On a web site, but maybe even an API, there might be cases when you would like to display only part of a value. For example you might want to display the last 4 digits of a credit card number. Or the first 4 letters of an e-mail address.

Sometimes you might want to display only part of the field. Sometimes you might want to replace the rest of the filed by some "hiding character".

Examples

input: "abcdefghijklmnopqrs"

Show only the last 4 characters: "pqrs".

Show the last 4 characters and replace (mask) the rest with stars: "***************pqrs".

Show the last 4 characters and mask the rest, but without indicating the length of the original string. So no matter what was the original length we'll show 4 stars and the last 4 characters: "****pqrs".

Show only the first 4 characters: "abcd".

The examples can go on.

Now go ahead an for each idea above write a regex that will accomplish the task.

If you feel that regexes might not be the right answer write functions (one for each masking-type) that will accept a string and returned the "masked" string.

The real task

So how is the above related to a real-world problem? You might retrieve some data from a database. Each row of data will be in a hash, where the keys are the names of the columns in the database and the values are, well, the values. Some of the fields need to be masked, but even those some need to be masked in one way, others need to be masked in some other way.

Write some generic solution for these.

Solution for the individual masking

First a few examples of regexes solving the masking/hiding problem for individual strings:

examples/mask.pl

use strict;
use warnings;
use 5.010;

for my $len (1..10) {
    say $len;

    #my $in = "123456789";
    my $in = ("1" x $len) . "6789";
    say $in;

    my $out1 = $in;
    $out1 =~ s/^(.*)(.{4})$/"*" x length($1) . $2/e;
    say $out1;
    #say "*" x (length($in) - 4) . substr($in, -4);

    my $out2 = $in;
    $out2 =~ s/^(.*)(.{4})$/****$2/;
    say $out2;
    #say '****' . substr($in, -4);

    my $out3 = $in;
    $out3 =~ s/^(.{4})(.*)$/$1****/;
    say $out3;
    #say substr($in, 0, 4) . '****';

    my $out4 = $in;
    $out4 =~ s/^(.{4})(.*)$/$1 . "*" x length($2)/e;
    say $out4;
    #say substr($in, 0, 4) . "*" x (length($in) - 4);

    say '';
}

The third example is probably the simplest: $out3 =~ s/^(.{4})(.*)$/$1****/;. We capture the first 4 characters using (.{4}) then we capture the rest of the string using (.*). We then replace the first 4 characters by themselves (ok, so nothing changes there) and the rest of the characters by exactly 4 stars.
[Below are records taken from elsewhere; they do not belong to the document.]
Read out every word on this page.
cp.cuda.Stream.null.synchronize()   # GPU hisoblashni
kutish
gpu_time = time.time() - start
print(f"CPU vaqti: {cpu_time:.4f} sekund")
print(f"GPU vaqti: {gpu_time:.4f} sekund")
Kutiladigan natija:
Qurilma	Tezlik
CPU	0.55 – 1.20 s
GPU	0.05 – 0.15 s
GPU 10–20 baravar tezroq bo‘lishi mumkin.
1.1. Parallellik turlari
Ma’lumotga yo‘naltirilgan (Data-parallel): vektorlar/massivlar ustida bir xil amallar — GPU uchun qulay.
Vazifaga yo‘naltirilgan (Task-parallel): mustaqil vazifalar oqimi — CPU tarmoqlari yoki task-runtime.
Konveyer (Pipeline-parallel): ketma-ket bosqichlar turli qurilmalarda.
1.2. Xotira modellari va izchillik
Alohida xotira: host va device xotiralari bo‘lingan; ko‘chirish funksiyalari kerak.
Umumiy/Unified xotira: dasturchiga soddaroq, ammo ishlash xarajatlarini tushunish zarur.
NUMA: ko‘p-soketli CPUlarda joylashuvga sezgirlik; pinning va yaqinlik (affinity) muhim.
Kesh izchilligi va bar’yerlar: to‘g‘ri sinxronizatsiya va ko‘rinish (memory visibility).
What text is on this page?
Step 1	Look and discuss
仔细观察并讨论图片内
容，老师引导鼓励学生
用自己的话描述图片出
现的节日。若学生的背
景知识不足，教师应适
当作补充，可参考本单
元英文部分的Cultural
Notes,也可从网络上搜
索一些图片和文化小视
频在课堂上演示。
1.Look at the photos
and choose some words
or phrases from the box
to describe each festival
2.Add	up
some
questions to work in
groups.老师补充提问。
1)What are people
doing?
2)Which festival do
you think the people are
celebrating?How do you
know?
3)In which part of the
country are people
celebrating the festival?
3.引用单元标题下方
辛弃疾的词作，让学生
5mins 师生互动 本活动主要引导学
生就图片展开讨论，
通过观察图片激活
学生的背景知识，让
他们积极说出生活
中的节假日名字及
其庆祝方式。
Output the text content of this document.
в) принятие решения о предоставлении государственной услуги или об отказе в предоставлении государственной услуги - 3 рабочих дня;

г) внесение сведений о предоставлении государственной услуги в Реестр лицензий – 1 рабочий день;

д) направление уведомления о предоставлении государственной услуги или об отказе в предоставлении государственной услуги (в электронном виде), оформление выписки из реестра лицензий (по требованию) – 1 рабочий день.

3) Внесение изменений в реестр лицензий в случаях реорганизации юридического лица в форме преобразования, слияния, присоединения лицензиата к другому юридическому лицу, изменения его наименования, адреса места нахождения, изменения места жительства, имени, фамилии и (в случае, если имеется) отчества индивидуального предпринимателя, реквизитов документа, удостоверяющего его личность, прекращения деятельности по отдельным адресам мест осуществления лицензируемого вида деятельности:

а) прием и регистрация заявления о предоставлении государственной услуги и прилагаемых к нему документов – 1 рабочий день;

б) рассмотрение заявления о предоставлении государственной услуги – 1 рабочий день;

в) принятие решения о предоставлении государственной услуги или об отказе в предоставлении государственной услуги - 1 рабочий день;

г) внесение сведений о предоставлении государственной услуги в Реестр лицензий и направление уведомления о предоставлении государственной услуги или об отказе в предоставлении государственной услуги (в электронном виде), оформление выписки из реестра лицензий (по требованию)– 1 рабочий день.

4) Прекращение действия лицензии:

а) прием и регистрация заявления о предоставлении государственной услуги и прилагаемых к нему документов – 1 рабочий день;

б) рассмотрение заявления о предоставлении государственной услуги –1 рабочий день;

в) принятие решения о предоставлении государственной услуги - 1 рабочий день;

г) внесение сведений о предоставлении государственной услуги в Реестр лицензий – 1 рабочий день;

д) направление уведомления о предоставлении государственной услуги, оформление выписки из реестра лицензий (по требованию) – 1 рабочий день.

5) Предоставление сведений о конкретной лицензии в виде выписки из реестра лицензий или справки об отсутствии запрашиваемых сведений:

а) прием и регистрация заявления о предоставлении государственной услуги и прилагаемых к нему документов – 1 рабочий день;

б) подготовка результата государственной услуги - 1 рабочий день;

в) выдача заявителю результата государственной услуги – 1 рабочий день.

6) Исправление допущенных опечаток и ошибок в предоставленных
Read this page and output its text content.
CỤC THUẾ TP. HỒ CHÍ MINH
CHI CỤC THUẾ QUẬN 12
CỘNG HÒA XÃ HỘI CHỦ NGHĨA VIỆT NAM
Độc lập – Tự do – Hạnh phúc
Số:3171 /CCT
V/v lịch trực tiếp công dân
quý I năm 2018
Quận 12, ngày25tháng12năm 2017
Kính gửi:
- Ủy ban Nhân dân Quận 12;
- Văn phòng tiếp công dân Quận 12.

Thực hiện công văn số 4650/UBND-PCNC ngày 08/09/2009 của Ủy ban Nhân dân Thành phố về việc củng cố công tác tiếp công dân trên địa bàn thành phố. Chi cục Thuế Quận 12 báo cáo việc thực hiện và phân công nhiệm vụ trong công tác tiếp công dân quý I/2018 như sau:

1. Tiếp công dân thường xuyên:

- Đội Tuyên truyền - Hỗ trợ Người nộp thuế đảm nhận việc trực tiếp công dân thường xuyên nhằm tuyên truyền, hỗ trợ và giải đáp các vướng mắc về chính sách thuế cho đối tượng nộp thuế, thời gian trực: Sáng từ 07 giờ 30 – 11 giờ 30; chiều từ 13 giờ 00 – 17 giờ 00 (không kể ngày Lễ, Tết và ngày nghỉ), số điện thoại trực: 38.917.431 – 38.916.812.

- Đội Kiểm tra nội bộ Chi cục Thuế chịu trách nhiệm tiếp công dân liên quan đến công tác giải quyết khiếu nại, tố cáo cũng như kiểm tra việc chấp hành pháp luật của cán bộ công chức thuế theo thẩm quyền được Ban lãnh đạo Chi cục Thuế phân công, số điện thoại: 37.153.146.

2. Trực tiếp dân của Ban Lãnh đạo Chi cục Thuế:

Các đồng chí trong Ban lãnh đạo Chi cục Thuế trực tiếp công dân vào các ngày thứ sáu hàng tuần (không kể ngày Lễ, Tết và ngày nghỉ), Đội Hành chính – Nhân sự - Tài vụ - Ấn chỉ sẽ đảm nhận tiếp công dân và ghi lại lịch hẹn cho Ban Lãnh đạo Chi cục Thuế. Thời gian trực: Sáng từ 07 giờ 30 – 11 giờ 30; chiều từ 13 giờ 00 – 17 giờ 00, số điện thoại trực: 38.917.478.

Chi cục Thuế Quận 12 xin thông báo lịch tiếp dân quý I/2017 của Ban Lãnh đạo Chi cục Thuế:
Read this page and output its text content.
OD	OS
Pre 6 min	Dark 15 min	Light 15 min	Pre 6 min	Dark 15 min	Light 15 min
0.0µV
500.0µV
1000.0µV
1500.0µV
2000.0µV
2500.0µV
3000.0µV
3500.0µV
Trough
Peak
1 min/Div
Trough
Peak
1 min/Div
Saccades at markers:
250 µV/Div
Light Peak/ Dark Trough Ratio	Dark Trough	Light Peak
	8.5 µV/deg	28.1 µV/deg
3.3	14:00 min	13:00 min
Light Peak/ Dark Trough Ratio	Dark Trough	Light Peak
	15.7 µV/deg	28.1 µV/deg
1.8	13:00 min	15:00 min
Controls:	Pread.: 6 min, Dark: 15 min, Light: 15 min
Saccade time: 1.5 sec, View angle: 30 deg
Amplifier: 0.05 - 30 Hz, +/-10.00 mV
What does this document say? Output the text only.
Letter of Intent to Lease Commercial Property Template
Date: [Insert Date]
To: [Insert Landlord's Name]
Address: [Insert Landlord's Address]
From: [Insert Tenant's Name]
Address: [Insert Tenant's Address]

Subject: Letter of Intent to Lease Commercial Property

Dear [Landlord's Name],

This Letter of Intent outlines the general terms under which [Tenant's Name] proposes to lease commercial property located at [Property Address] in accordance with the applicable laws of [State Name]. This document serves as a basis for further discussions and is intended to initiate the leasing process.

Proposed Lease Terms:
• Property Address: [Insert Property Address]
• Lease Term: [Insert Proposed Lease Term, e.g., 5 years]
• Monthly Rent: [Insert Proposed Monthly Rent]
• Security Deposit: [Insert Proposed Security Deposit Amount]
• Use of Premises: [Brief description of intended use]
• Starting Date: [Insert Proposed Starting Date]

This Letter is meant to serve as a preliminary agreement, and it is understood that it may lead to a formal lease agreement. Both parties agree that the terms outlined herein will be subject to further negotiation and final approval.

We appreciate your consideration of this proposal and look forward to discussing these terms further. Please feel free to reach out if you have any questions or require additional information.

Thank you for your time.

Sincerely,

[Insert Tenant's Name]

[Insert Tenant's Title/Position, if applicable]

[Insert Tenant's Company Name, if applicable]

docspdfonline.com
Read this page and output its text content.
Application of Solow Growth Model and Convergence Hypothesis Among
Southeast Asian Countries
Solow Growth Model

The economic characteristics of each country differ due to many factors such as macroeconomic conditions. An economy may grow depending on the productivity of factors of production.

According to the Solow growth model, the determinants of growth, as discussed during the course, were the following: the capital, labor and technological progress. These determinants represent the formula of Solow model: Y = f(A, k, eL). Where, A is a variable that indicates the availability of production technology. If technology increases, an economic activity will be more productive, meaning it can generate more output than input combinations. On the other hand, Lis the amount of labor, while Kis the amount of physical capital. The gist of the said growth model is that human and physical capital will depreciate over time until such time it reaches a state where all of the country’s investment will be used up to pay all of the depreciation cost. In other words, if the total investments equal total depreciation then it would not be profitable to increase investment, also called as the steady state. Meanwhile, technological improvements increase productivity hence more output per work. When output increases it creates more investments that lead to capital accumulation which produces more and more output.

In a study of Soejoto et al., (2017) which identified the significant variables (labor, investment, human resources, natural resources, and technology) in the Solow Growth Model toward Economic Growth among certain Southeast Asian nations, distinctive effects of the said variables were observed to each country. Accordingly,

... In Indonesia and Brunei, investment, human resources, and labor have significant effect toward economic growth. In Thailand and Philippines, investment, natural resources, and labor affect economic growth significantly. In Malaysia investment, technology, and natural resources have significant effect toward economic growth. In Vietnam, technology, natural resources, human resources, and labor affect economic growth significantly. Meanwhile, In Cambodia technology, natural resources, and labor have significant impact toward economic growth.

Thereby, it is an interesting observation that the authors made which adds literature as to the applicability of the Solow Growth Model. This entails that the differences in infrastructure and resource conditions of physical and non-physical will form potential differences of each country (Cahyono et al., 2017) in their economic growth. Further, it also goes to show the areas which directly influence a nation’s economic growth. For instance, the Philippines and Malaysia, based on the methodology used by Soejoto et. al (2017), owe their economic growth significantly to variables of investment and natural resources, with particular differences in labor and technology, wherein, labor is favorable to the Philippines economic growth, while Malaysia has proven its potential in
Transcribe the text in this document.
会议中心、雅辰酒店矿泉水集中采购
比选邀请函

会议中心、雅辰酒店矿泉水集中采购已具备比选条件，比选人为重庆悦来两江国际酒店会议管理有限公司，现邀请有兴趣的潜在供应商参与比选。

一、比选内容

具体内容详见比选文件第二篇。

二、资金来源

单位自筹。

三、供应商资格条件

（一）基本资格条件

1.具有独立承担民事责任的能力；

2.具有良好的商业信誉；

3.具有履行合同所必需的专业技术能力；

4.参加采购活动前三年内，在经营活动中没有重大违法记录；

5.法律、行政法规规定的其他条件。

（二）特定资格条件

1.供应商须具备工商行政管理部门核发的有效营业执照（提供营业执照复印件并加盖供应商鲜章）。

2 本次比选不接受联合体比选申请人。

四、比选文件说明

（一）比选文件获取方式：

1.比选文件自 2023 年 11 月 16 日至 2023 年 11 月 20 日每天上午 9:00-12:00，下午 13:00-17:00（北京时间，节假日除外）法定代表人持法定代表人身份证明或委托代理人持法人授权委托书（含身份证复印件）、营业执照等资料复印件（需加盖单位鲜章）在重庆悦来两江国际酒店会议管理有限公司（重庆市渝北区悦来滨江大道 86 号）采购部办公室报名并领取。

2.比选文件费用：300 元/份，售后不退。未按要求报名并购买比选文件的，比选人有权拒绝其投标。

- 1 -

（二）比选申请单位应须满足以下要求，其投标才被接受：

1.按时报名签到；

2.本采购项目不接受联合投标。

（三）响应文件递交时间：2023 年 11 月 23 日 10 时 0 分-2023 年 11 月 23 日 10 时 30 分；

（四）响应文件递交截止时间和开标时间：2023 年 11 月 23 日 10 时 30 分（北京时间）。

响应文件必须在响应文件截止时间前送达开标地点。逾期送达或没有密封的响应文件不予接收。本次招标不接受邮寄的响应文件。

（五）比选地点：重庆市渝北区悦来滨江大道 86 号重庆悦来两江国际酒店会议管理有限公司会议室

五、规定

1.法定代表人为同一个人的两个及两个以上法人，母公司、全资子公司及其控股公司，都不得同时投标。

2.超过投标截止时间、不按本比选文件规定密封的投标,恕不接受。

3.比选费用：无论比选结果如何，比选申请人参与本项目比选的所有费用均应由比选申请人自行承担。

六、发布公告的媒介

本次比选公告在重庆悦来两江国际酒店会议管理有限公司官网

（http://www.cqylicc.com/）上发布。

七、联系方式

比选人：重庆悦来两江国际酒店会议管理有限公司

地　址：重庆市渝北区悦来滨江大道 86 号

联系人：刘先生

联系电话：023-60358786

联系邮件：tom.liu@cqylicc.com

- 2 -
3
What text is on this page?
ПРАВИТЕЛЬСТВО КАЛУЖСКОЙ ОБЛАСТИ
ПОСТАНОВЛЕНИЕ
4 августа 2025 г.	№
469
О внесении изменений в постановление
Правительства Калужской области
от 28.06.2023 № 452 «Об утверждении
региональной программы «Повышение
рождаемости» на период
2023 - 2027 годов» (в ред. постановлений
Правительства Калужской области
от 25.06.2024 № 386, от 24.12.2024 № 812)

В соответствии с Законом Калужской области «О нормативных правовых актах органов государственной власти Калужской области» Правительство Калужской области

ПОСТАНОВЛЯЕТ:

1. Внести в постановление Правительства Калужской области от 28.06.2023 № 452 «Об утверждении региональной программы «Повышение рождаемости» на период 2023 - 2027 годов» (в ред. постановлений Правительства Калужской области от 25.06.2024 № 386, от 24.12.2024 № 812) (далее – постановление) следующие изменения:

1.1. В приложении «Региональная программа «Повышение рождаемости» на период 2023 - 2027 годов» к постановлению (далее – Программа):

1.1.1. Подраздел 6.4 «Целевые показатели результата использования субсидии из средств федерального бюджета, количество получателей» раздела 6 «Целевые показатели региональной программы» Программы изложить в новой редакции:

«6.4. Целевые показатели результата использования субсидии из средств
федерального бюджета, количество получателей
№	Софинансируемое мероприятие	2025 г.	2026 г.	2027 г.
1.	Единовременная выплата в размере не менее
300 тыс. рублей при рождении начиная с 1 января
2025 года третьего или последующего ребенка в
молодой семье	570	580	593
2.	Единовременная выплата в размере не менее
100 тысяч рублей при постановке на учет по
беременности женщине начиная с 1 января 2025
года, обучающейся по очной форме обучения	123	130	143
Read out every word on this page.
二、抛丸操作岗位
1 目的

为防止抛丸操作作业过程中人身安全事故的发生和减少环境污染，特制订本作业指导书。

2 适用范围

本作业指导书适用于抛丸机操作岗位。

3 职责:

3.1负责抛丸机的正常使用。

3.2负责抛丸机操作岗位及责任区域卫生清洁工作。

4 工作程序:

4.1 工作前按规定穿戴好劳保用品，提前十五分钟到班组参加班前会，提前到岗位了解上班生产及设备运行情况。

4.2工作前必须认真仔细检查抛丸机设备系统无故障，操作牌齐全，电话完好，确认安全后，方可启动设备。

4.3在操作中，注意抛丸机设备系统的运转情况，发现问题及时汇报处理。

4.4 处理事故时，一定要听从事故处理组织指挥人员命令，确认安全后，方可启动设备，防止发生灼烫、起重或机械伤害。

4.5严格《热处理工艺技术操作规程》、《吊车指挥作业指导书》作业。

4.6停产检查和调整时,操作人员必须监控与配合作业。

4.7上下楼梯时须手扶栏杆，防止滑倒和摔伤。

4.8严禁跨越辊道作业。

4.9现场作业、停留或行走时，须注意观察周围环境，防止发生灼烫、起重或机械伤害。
The same could have been done with $out3 = substr($in, 0, 4) . '****';.

The second example is slightly more difficult on: $out2 =~ s/^(.*)(.{4})$/****$2/;. Here we capture everything (.*), but then we want to capture 4 characters at the end of the string (.{4}) that will limit the first part to "everything besides the last 4 characters". An alternative would be '****' . substr($in, -4);

The 4th example is a lot more interesting. Here we need to replace each character, except the last 4. I have some feeling that we might be able to solve this without the /e modifier, but could not come up with the solution so here is the one I managed to write: $out4 =~ s/^(.{4})(.*)$/$1 . "*" x length($2)/e; /e means that instead of using the replacement part as an interpolated string we use it as a piece of Perl code and evaluate it. (With eval) The capturing part is the same as before, but in the replacement part we have Perl code. An alternative would be: say substr($in, 0, 4) . "*" x (length($in) - 4);.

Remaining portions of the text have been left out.